Book Through the Tax Assessor s Eyes  Enslaved People  Free Blacks and Slaveholders in Early Nineteenth Century Baltimore  Maryland

Download or read book Through the Tax Assessor s Eyes Enslaved People Free Blacks and Slaveholders in Early Nineteenth Century Baltimore Maryland written by Noreen J. Goodson and published by Clearfield. This book was released on 2017-11-30 with total page 264 pages. Available in PDF, EPUB and Kindle. Book excerpt:

Book The Baltimore Afro American

Download or read book The Baltimore Afro American written by Hayward Farrar and published by Praeger. This book was released on 1998-05-21 with total page 0 pages. Available in PDF, EPUB and Kindle. Book excerpt: A history of the newspaper from its founding to the dawn of the civil rights era, focusing on it as an institution and exploring its impact on African Americans and others in the city straddling the border between the North and the South. Farrar (history, Virginia State U.) describes how the owners and editors pursued their goals of improving racial justice while succeeding financially as a business. Annotation copyrighted by Book News, Inc., Portland, OR.

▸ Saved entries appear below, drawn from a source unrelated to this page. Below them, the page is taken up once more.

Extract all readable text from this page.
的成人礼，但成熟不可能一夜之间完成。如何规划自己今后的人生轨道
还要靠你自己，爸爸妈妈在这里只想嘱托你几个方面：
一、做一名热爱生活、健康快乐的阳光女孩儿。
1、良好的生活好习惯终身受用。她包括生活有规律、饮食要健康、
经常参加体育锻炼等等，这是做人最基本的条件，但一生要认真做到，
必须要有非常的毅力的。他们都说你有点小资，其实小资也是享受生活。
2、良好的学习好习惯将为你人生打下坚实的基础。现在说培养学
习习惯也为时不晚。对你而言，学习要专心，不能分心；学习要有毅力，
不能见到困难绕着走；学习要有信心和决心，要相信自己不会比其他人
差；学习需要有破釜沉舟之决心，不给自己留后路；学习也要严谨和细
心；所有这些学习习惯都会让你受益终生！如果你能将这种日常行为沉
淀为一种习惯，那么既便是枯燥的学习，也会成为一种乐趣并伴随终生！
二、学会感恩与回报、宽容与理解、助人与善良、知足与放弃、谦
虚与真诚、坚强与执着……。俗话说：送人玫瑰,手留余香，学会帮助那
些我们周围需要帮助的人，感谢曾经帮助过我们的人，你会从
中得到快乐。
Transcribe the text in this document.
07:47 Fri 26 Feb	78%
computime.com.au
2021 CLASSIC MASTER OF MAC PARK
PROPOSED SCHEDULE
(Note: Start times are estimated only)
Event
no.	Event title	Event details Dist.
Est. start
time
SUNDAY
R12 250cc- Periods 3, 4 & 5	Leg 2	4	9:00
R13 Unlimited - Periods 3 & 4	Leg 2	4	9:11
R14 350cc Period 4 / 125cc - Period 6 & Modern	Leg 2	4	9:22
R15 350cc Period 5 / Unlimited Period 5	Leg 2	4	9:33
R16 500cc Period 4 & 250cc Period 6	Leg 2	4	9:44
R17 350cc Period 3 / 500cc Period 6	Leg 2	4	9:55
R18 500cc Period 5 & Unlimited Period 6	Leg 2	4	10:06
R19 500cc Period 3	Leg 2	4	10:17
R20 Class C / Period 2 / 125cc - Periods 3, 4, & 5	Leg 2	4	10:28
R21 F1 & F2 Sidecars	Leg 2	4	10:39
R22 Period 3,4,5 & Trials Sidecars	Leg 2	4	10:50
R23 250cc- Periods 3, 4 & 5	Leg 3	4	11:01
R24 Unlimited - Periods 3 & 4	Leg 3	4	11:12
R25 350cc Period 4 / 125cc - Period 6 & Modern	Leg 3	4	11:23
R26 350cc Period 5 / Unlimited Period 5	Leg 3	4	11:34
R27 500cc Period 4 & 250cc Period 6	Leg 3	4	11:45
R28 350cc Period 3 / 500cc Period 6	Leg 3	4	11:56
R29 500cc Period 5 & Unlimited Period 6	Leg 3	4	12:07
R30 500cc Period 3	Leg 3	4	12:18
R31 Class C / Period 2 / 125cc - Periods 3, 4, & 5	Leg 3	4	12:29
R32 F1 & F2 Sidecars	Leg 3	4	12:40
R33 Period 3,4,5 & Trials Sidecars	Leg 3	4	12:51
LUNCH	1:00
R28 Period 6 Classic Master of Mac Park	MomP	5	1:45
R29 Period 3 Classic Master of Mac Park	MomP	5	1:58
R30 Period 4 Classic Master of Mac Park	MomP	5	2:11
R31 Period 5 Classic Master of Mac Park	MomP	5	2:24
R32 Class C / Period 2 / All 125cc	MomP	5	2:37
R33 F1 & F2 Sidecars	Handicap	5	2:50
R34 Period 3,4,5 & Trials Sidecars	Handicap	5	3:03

Book The Suppression of the African Slave Trade to the United States of America  1638   1870

Download or read book The Suppression of the African Slave Trade to the United States of America 1638 1870 written by W.E.B. Du Bois and published by e-artnow. This book was released on 2018-02-06 with total page 282 pages. Available in PDF, EPUB and Kindle. Book excerpt: 'This monograph was begun during my residence as Rogers Memorial Fellow at Harvard University, and is based mainly upon a study of the sources, i.e., national, State, and colonial statutes, Congressional documents, reports of societies, personal narratives, etc. The collection of laws available for this research was, I think, nearly complete; on the other hand, facts and statistics bearing on the economic side of the study have been difficult to find, and my conclusions are consequently liable to modification from this source. The question of the suppression of the slave-trade is so intimately connected with the questions as to its rise, the system of American slavery, and the whole colonial policy of the eighteenth century, that it is difficult to isolate it, and at the same time to avoid superficiality on the one hand, and unscientific narrowness of view on the other. While I could not hope entirely to overcome such a difficulty, I nevertheless trust that I have succeeded in rendering this monograph a small contribution to the scientific study of slavery and the American Negro.' William Edward Burghardt "W. E. B." Du Bois (1868 – 1963) was an American sociologist, historian, civil rights activist, Pan-Africanist, author, writer and editor. Born in Great Barrington, Massachusetts, Du Bois grew up in a relatively tolerant and integrated community. After completing graduate work at the University of Berlin and Harvard, where he was the first African American to earn a doctorate, he became a professor of history, sociology and economics at Atlanta University. Du Bois was one of the co-founders of the National Association for the Advancement of Colored People in 1909.